The position of the Pope was the following: "Before the present reality, with a
structure deeply inserted in so many conflicts... it is necessary to remember a
principle taught by the Church. It is the principle of the priority of ‘work’
before the concept of ‘capital'. This principle specifically refers to the
process of production, in which ‘working’ is always an efficient and a primary
cause, while the concept of ‘capital' (the means of production) is only an
instrument of production". In this context, His Sanctity intended to underline
the fact that men should be the most important feature of the production
process, not the other way around.
In the present, from the perspective of the dominant economic theory -the
Neoclassic synthesis- men are understood in the context of the production
process; that is, as means of production, just one more instrument that serves a
purpose not determined by the worker, but by the capitalist. It is very common
to speak about "human capital". This term is more than a simple expression of
the present economic slang; within itself, this term involves the dehumanization
degree that the Capitalist economic system has reached because it does not admit
that historical aspect that allowed the humanization of a person: work.
With this, it is possible to notice a considerable similarity between this
approach and the Marxist economic theory. But the desire of His Sanctity is not
to exclusively disapprove of Capitalism, but to criticize the materialistic
vision that characterized at the time of the real Socialisms the materialistic
perspective of history. The Pope did not agree with a vision that describes
individuals exclusively as the product of the economic structures. "Under the
perspective of a Dialectic Materialism, men are understood and treated as what
is connected with the material aspects of the process, as sort of the ‘result’
of the predominant economic and productive relations at a certain time".
Before this situation, the desire of the Pope was not to propose an alternative
economic system built through a clear profile, but to try to overcome that
conflict that locks up men, the owners of the means of production and those that
offer their labor strength.
The efforts must be aimed to put to both the concepts of work and men the main
place that they should occupy in the economic process, that is why the Pope
indicated that men themselves have to become the beginning and the end of all
the economic activities. There is a connection between the concepts of work and
capital in the economic process, and work should be more important than capital.

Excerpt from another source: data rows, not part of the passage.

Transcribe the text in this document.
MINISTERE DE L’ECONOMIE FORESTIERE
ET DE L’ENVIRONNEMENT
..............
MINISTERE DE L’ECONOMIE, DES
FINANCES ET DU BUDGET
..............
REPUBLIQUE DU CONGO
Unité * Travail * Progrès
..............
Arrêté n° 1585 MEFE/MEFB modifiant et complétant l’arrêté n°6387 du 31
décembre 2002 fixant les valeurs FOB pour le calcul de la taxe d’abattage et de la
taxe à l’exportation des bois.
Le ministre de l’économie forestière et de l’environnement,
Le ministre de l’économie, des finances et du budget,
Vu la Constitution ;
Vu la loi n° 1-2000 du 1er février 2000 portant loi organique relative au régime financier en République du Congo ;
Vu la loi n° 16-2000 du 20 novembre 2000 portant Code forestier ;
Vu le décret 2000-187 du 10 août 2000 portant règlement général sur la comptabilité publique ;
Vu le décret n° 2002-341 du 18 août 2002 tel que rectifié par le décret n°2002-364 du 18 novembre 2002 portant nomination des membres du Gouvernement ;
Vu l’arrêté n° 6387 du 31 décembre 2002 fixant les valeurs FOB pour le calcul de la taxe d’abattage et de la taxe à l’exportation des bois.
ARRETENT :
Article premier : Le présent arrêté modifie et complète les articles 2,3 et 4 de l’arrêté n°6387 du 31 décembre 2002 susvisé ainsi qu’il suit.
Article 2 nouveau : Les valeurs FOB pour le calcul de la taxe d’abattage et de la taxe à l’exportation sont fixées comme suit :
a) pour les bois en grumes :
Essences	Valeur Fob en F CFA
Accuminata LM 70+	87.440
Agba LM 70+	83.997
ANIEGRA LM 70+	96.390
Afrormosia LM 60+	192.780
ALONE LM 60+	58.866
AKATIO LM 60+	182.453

The goal of working should be to dignify men, not to subject men to slavery.
The contrary is happening in El Salvador with the wishes of the Pope. In the
last years it has become evident to see how the employment levels are not
growing. It is frequent to see that in the country there are jobs that do not
respect the labor rights, such as the creation of unions, the right wages for
those who are working overtime, and the services of the social security system.
An example of this situation occurs in the maquilas, where people are exploited
so that they can fulfill a "production goal", established beforehand by the
owners. In addition, the working schedules are regulated in a way that allows
the company to keep a level of continuous productivity; in the end, these
actions have a negative influence in the health of the workers.
The death of the Pope is definitively the kind of news that create commotion and
pain for the elites that hold the highest levels of power in the country. They
have expressed their condolences in newspapers, posters, and the different
resources available because of the death of the Pope. But it would be far better
for them to sincerely understand and try to fulfill the desires that the Pope
always embraced for El Salvador and the world.